Mr Williams started training seriously in September, though his training schedule went out the window when he was called to report on the Pike River Mine tragedy.
Mr Williams had intended to swim the Harbour Crossing swim across the Waitemata Harbour on November 21, but instead found himself in Greymouth.
"I can't really say it was disappointing to miss the event when you consider what happened down there.

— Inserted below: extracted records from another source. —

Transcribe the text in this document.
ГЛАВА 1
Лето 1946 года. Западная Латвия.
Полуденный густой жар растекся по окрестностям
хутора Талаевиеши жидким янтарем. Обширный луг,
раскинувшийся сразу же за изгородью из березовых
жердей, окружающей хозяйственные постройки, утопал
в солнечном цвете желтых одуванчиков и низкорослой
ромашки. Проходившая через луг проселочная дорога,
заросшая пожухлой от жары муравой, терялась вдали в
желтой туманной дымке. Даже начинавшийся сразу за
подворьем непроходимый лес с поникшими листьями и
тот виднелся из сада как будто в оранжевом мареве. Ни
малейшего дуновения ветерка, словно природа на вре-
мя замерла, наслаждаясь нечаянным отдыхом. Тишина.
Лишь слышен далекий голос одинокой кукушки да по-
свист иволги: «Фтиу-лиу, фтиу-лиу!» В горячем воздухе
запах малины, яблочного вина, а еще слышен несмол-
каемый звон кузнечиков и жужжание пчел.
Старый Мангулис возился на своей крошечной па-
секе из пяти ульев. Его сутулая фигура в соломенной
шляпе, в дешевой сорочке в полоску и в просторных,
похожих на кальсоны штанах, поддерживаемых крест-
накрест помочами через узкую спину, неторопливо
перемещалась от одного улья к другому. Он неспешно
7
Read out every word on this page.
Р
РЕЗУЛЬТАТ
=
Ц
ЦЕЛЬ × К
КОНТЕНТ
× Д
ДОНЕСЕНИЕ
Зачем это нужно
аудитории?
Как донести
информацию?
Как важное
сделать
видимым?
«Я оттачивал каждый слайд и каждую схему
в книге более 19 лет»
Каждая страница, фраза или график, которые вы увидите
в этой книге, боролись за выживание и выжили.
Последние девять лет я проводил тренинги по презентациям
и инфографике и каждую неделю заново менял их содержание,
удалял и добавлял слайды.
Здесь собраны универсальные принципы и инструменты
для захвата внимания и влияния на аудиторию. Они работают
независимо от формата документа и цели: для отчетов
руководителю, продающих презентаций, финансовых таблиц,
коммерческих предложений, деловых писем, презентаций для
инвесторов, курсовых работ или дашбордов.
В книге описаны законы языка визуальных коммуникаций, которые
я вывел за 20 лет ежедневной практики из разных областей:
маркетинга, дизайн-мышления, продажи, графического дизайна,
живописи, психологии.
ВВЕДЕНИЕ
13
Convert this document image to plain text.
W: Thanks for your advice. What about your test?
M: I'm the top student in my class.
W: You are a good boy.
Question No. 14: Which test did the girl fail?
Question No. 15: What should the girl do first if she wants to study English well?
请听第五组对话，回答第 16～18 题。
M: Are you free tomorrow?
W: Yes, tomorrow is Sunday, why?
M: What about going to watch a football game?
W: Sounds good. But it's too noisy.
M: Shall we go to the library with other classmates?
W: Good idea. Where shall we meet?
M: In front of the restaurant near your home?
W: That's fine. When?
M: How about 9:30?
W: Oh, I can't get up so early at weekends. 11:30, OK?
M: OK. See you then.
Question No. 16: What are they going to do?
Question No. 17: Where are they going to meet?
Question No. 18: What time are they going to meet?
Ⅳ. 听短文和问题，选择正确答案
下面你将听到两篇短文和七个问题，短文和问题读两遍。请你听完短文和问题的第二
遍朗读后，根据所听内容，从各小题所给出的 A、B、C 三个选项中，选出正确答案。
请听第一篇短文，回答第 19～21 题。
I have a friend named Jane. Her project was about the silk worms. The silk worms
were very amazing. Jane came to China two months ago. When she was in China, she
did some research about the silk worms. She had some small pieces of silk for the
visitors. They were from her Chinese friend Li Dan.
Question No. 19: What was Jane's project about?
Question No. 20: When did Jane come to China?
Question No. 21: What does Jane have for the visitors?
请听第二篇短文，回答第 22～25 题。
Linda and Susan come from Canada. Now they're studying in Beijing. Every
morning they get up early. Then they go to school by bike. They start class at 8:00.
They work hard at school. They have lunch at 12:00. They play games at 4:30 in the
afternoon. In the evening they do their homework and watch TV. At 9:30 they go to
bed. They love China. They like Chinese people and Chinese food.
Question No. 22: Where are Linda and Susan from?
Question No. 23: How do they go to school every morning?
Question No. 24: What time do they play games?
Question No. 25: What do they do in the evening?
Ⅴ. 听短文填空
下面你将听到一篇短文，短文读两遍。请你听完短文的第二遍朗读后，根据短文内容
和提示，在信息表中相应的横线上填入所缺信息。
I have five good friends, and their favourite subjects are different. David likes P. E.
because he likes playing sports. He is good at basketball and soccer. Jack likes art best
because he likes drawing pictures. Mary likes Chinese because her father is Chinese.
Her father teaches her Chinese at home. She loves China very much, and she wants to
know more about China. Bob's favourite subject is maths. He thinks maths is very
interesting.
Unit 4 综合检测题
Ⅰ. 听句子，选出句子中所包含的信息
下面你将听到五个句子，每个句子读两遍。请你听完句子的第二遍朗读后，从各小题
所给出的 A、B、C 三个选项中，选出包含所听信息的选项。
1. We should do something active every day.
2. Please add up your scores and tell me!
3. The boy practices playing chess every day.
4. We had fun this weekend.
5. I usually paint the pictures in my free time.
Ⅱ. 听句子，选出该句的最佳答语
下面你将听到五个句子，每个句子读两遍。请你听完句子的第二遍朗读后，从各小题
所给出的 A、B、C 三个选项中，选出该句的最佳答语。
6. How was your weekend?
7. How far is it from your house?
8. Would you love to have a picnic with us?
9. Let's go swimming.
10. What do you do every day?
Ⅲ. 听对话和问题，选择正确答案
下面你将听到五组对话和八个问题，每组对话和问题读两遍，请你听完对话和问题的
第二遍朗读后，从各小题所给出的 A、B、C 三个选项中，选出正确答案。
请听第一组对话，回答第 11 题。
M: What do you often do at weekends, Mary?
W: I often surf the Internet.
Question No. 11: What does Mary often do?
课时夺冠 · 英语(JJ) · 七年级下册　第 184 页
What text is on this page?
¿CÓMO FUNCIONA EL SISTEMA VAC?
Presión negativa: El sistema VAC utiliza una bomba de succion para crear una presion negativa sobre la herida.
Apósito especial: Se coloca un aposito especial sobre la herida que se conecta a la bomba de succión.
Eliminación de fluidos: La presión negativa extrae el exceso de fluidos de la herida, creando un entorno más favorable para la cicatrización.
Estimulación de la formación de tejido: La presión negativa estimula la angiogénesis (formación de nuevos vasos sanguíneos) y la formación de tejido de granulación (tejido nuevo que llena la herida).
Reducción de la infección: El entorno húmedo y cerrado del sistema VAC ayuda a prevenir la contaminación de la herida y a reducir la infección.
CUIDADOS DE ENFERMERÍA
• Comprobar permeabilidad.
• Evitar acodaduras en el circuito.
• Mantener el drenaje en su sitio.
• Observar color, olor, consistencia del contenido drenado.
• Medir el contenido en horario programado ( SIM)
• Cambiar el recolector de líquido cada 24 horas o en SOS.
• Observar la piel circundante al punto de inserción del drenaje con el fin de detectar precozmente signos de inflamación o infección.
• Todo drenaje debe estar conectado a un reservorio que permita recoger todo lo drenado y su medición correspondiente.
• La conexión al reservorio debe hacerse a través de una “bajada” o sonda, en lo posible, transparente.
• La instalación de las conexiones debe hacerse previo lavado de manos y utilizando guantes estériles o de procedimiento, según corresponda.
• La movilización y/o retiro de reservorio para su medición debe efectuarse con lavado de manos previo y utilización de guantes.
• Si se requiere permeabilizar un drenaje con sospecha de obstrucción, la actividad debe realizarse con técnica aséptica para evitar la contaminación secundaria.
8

"It was a pretty important type of job we had to do there," he said.
"In terms of training for this event and athletic endurance it didn't help matters much."
He stepped up his training to make up for lost time.
The week before Christmas a typical training day was a four hour bike ride and a two-hour run - which Mr Williams admitted left him "pretty stuffed".
The training has been good for his waist-line - at his heaviest he weighed 94kg but is now 82kg, and his trouser sizes has dropped from 36 to 32.
"I eat as much as possible. I don't feel guilty about eating sweets or fatty things at all," he said.
But he follows the advice of a sports nutritionist on what to eat before and during a race.
Mr Williams' hard work is not just for personal satisfaction - he is raising money for the cancer charity Look Good Feel Better.
His late wife Cecile, who died of ovarian cancer in 1996, had been supported by the organisation.
Mr Williams has raised more than $5600 for the cause through his website www.petedoesthehalfironman.com.
When he crosses the finish line on January 8, it's unlikely Mr Williams' next goal will be a full ironman.
"That's pretty much it. Maybe I will just keep going in terms of doing basic training to keep fit and keep in shape."